Uma ideia que, diga-se, está a recolher grande interesse por parte da população. O prazo para as fazer terminou no passado dia 20 e houve mais de 800 candidaturas. E o que o cidadão comum ganhará com estas Comissões?

"O povo português vai ter mais uma via de participação ativa, sem implicar a militância em partidos políticos. Em cada edição, 230 cidadãos comuns vão poder debater políticas públicas, inquirir especialistas e criar novas propostas, ao mesmo tempo que aprendem sobre o funcionamento parlamentar de forma ativa. Espero que o projeto não decorra de forma idílica, sob pena de ficarmos com um retrato errado da política e de ser um indício que não fomos ao fundos das questões. A Política faz-se de discordâncias, frustrações, diálogo, trabalho e de compromissos. Se queremos criar propostas bem estruturadas que apresentem soluções credíveis, não nos podemos contentar com análises superficiais, precisamos de ir em busca do conhecimento e de entendimentos. Essa poderá ser uma aprendizagem coletiva que nos possibilite reforçar o papel e a capacidade da sociedade civil.
Num mundo de imediatismo, é necessário também deixar claro que o maior sucesso da iniciativa será conseguir a sua consistência e realizar-se ano após anos, para que mais portugueses usufruam da mesma e que o seu trabalho se consolide", refere Francisco, que acredita também que algumas das leis criadas por essas Comissões irão ser analisadas pelo Parlamento.

"Se queremos criar propostas bem estruturadas que apresentem soluções credíveis, não nos podemos contentar com análises superficiais, precisamos de ir em busca do conhecimento e de entendimentos"

"Sim, acreditamos que haverá essa abertura.

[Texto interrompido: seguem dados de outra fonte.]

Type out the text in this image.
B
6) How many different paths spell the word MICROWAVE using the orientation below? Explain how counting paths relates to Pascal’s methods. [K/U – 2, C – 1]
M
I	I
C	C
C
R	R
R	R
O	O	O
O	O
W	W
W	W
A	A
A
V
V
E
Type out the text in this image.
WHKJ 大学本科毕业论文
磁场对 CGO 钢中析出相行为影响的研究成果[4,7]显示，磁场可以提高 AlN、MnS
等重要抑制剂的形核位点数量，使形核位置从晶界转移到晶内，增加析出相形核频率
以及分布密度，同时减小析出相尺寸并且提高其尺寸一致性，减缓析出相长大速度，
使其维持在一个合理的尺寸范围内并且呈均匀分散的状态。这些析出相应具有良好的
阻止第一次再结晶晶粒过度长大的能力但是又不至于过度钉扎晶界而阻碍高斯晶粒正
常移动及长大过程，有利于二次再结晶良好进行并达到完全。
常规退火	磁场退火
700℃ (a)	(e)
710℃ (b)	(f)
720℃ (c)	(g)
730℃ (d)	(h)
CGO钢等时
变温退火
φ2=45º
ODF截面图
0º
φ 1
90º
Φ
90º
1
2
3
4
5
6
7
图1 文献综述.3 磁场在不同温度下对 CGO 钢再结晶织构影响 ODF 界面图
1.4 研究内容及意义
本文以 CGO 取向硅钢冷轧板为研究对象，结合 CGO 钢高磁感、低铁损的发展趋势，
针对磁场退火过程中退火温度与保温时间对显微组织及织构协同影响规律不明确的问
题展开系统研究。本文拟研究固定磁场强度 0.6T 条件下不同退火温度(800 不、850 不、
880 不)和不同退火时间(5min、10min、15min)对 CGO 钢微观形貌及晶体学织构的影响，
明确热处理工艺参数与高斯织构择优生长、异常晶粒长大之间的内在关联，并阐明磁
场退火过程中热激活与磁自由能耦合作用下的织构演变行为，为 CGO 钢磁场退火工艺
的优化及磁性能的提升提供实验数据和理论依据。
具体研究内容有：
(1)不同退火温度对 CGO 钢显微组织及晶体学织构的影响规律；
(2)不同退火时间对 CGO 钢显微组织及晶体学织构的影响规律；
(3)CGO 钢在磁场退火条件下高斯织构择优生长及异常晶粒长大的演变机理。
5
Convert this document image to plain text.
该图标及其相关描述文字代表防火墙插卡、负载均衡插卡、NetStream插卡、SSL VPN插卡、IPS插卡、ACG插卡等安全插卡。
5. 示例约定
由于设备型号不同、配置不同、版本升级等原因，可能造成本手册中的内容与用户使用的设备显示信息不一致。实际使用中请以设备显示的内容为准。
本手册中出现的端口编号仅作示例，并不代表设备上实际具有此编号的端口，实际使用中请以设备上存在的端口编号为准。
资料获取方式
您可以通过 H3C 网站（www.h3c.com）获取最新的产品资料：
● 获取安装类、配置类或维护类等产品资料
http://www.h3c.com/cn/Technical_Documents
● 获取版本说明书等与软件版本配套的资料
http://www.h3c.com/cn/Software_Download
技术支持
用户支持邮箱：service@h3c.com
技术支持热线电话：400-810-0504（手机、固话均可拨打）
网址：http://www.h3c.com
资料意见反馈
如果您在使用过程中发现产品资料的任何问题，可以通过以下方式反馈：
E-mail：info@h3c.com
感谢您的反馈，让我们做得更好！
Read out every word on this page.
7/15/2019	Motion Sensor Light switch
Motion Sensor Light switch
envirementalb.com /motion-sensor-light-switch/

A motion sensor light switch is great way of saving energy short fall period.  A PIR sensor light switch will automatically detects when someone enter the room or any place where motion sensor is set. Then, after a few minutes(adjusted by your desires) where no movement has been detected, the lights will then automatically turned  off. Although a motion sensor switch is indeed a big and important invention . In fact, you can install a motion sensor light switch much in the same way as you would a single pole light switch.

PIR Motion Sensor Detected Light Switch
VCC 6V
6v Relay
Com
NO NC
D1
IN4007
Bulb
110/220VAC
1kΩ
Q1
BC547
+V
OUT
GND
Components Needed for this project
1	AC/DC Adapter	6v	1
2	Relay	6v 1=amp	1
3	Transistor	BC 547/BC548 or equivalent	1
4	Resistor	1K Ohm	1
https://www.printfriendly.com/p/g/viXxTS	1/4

Mal anunciámos o projeto recebemos logo mensagens de vários deputados a disponibilizarem-se para colaborar e em breve teremos as primeiras reuniões", afirma, concluindo com a esperança de poder vir a reunir com o governo de Luís Montenegro.

"Em breve faremos esse pedido de reunião, alguns dos seus membros acompanham há algum tempo o nosso projeto e já estarão a par da iniciativa, mas é nossa intenção dar a conhecer em detalhe o que será este trabalho, até porque pretendemos que mais à frente as propostas aprovadas sejam também apresentadas ao Governo".

Refira-se que as áreas para estas Comissões estão compreendidas entre os Negócios Estrangeiros e Comunidades Portuguesas; Defesa Nacional; Assuntos Europeus; Orçamento e Finanças; Saúde; Educação e Ciência; Trabalho, Segurança Social e Inclusão; bem como Cultura, Comunicação, Juventude e Desporto e cada cidadão podia candidatar-se até três comissões, embora só possa vir a integrar uma.

Ainda sem data definida, embora se aponte para o final do ano, haverá uma sessão presencial da Assembleia de Cidadãos para votar os 'projetos de Lei' a apresentar ao Parlamento.